23 Juni 2011

Catatan dari Toili

Pembekalan anggota Majelis Jemaat GKLB Klasis Toili, 7-11 Juni 2011

Mendarat di antara gunung dan laut di sisi kanan dan kiri pesawat adalah awal dari langkah Tim Oase Intim melangkahkan kaki ke bumi Toili, Kabupaten Banggai, Sulawesi Tengah tepat pada tanggal 6 Juni 2011. Daratan yang kami injak untuk pertama kali setelah turun dari pesawat bukanlah tujuan perjalanan kami, melainkan ibu kota kabupaten Banggai, Luwuk. Dari sana kami masih harus melanjutkan perjalanan melalui darat selama dua jam, dengan Ketua Panitia Kursus Teologi Terapan (KTT) Klasis Toili, dokter Christofer Ladja, sebagai sopir …

Menyisiri pantai menuju Toili, kami melihat suasana yang berbeda setiap kecamatan, ini disebabkan oleh setiap kecamatan memiliki ciri khas masing-masing. Kecamatan yang didiami oleh penduduk asli sangat berbeda dengan kecamatan yang didiami oleh penduduk pendatang atau transmigran. Pada kecamatan yang terakhir inilah, ban mobil berhenti dan kami disambut oleh panitia-panitia lokal yang telah siap menjamu kami.

Ada harapan besar yang nampaknya ingin dititipkan oleh panitia dalam setiap sentuhan tangan ketika sedang berjabat tangan dengan kami, tim dari Oase Intim. “Semoga tidak mengecewakan” pikirku tanpa mengetahui isi pikiran tim yang lain (Pak Zakaria, Pak Manggeng, Christin).

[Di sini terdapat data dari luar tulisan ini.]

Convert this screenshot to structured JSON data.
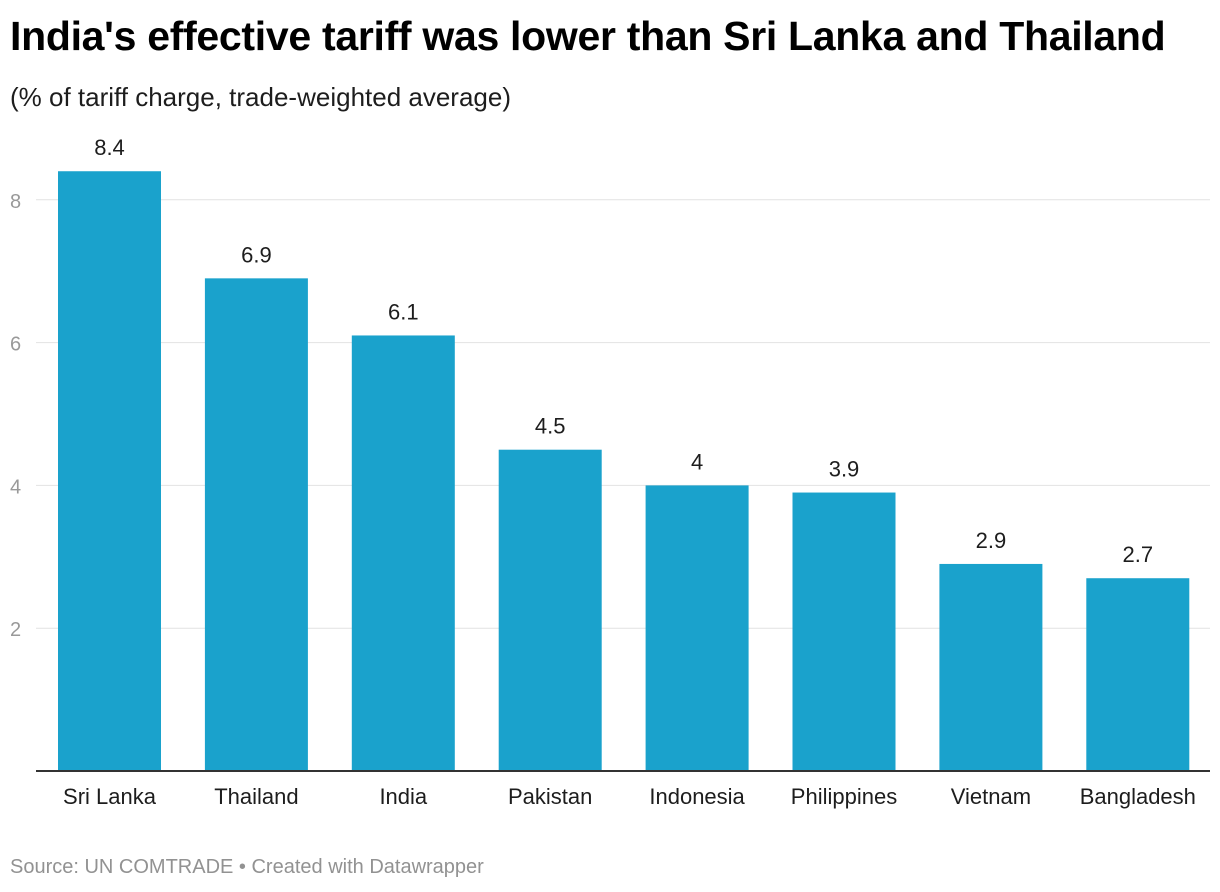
{
  "header": {
    "title": "India's effective tariff was lower than Sri Lanka and Thailand",
    "subtitle": "(% of tariff charge, trade-weighted average)"
  },
  "footer": {
    "source": "Source: UN COMTRADE • Created with Datawrapper"
  },
  "colors": {
    "bar": "#1aa2cc",
    "grid": "#e2e2e2",
    "axis": "#333333",
    "tick_label": "#999999",
    "category_label": "#1d1d1d",
    "value_label": "#1d1d1d"
  },
  "chart_data": {
    "type": "bar",
    "title": "India's effective tariff was lower than Sri Lanka and Thailand",
    "subtitle": "(% of tariff charge, trade-weighted average)",
    "categories": [
      "Sri Lanka",
      "Thailand",
      "India",
      "Pakistan",
      "Indonesia",
      "Philippines",
      "Vietnam",
      "Bangladesh"
    ],
    "values": [
      8.4,
      6.9,
      6.1,
      4.5,
      4,
      3.9,
      2.9,
      2.7
    ],
    "value_labels": [
      "8.4",
      "6.9",
      "6.1",
      "4.5",
      "4",
      "3.9",
      "2.9",
      "2.7"
    ],
    "yticks": [
      2,
      4,
      6,
      8
    ],
    "ylim": [
      0,
      9
    ],
    "grid": true,
    "legend": "none"
  }
}
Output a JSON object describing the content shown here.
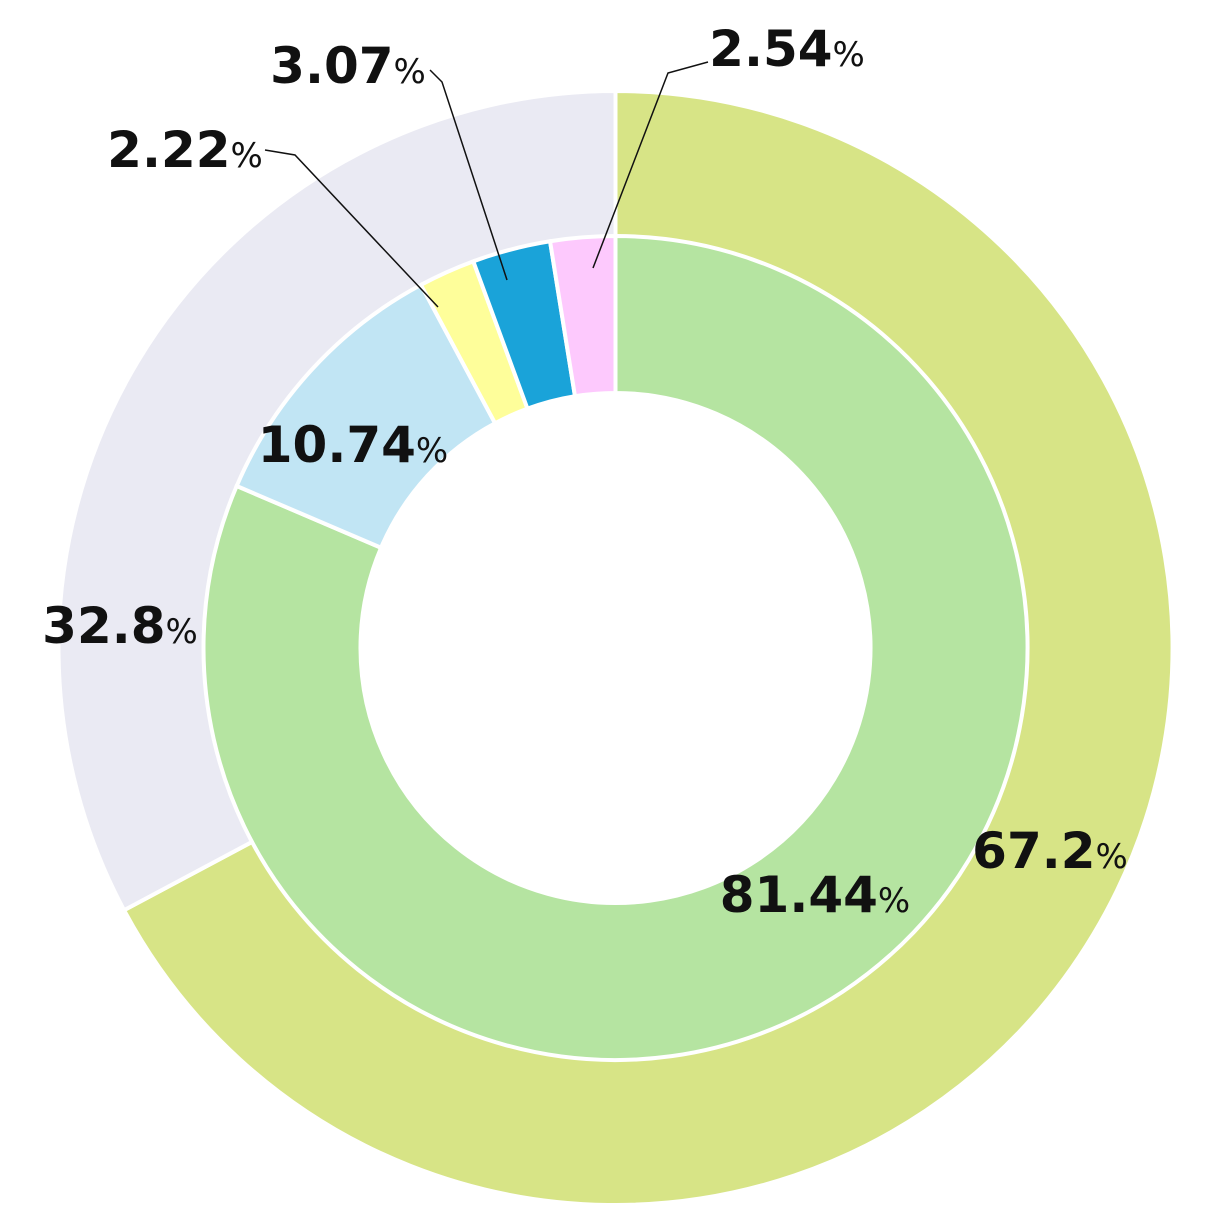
{
  "chart_data": [
    {
      "type": "pie",
      "ring": "outer",
      "slices": [
        {
          "label": "",
          "value": 67.2,
          "value_text": "67.2",
          "unit": "%",
          "color": "#d7e486"
        },
        {
          "label": "",
          "value": 32.8,
          "value_text": "32.8",
          "unit": "%",
          "color": "#eaeaf3"
        }
      ]
    },
    {
      "type": "pie",
      "ring": "inner",
      "slices": [
        {
          "label": "",
          "value": 81.44,
          "value_text": "81.44",
          "unit": "%",
          "color": "#b5e4a1"
        },
        {
          "label": "",
          "value": 10.74,
          "value_text": "10.74",
          "unit": "%",
          "color": "#c1e5f4"
        },
        {
          "label": "",
          "value": 2.22,
          "value_text": "2.22",
          "unit": "%",
          "color": "#fefe9a"
        },
        {
          "label": "",
          "value": 3.07,
          "value_text": "3.07",
          "unit": "%",
          "color": "#1aa3d9"
        },
        {
          "label": "",
          "value": 2.54,
          "value_text": "2.54",
          "unit": "%",
          "color": "#fdc9fd"
        }
      ]
    }
  ]
}
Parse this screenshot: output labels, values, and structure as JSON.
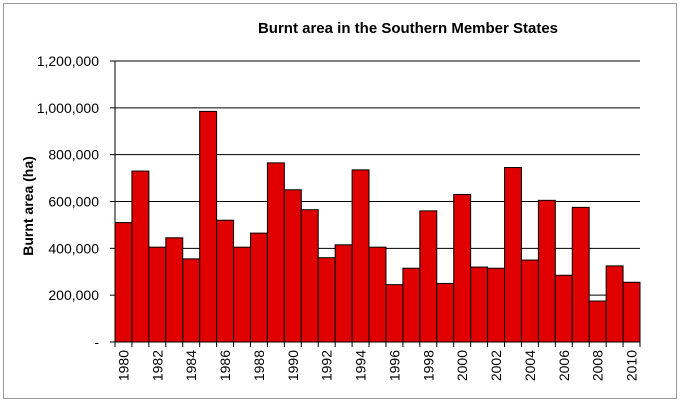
{
  "chart_data": {
    "type": "bar",
    "title": "Burnt area in the Southern Member States",
    "xlabel": "",
    "ylabel": "Burnt area (ha)",
    "ylim": [
      0,
      1200000
    ],
    "yticks": [
      0,
      200000,
      400000,
      600000,
      800000,
      1000000,
      1200000
    ],
    "ytick_labels": [
      "-",
      "200,000",
      "400,000",
      "600,000",
      "800,000",
      "1,000,000",
      "1,200,000"
    ],
    "categories": [
      "1980",
      "1981",
      "1982",
      "1983",
      "1984",
      "1985",
      "1986",
      "1987",
      "1988",
      "1989",
      "1990",
      "1991",
      "1992",
      "1993",
      "1994",
      "1995",
      "1996",
      "1997",
      "1998",
      "1999",
      "2000",
      "2001",
      "2002",
      "2003",
      "2004",
      "2005",
      "2006",
      "2007",
      "2008",
      "2009",
      "2010"
    ],
    "xtick_labels": [
      "1980",
      "",
      "1982",
      "",
      "1984",
      "",
      "1986",
      "",
      "1988",
      "",
      "1990",
      "",
      "1992",
      "",
      "1994",
      "",
      "1996",
      "",
      "1998",
      "",
      "2000",
      "",
      "2002",
      "",
      "2004",
      "",
      "2006",
      "",
      "2008",
      "",
      "2010"
    ],
    "values": [
      510000,
      730000,
      405000,
      445000,
      355000,
      985000,
      520000,
      405000,
      465000,
      765000,
      650000,
      565000,
      360000,
      415000,
      735000,
      405000,
      245000,
      315000,
      560000,
      250000,
      630000,
      320000,
      315000,
      745000,
      350000,
      605000,
      285000,
      575000,
      175000,
      325000,
      255000
    ],
    "grid": true,
    "bar_color": "#e00000",
    "bar_edge_color": "#000000"
  }
}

Hari pertama kedatangan kami, berlalu dengan banyak percakapan dengan panitia lokal di klasis Toili. Klasis Toili merupakan salah satu klasis GKLB (Gereja Kristen di Luwuk Banggai) yang meliputi dua kecamatan; Toili dan Toili Barat. Dua kecamatan ini adalah kecamatan transmigran mayoritas Jawa dan Bali selebihnya Mori, Manado, Bugis, dll. Karena itu tak heran jika jemaat-jemaat yang ada di klasis ini sangat beragam dari segi pandangan dan budaya. Hal ini terlihat jelas selama lima hari kegiatan yang dimulai setiap pukul 14.00-20.30 WITA.

Seperti kegiatan-kegiatan lainnya, kegiatan KTT ini juga diawali dengan ibadah pembukaan (7/6) pada pukul 10.00 yang dipimpin secara bergantian oleh Pdt. Martoyo sebagai liturgis dan Pdt. Marthen Manggeng, membawakan khotbah. Diakhir ibadah, kegiatan ini dibuka oleh Sekum BPS GKLB, Pdt. I Made Subagiarta.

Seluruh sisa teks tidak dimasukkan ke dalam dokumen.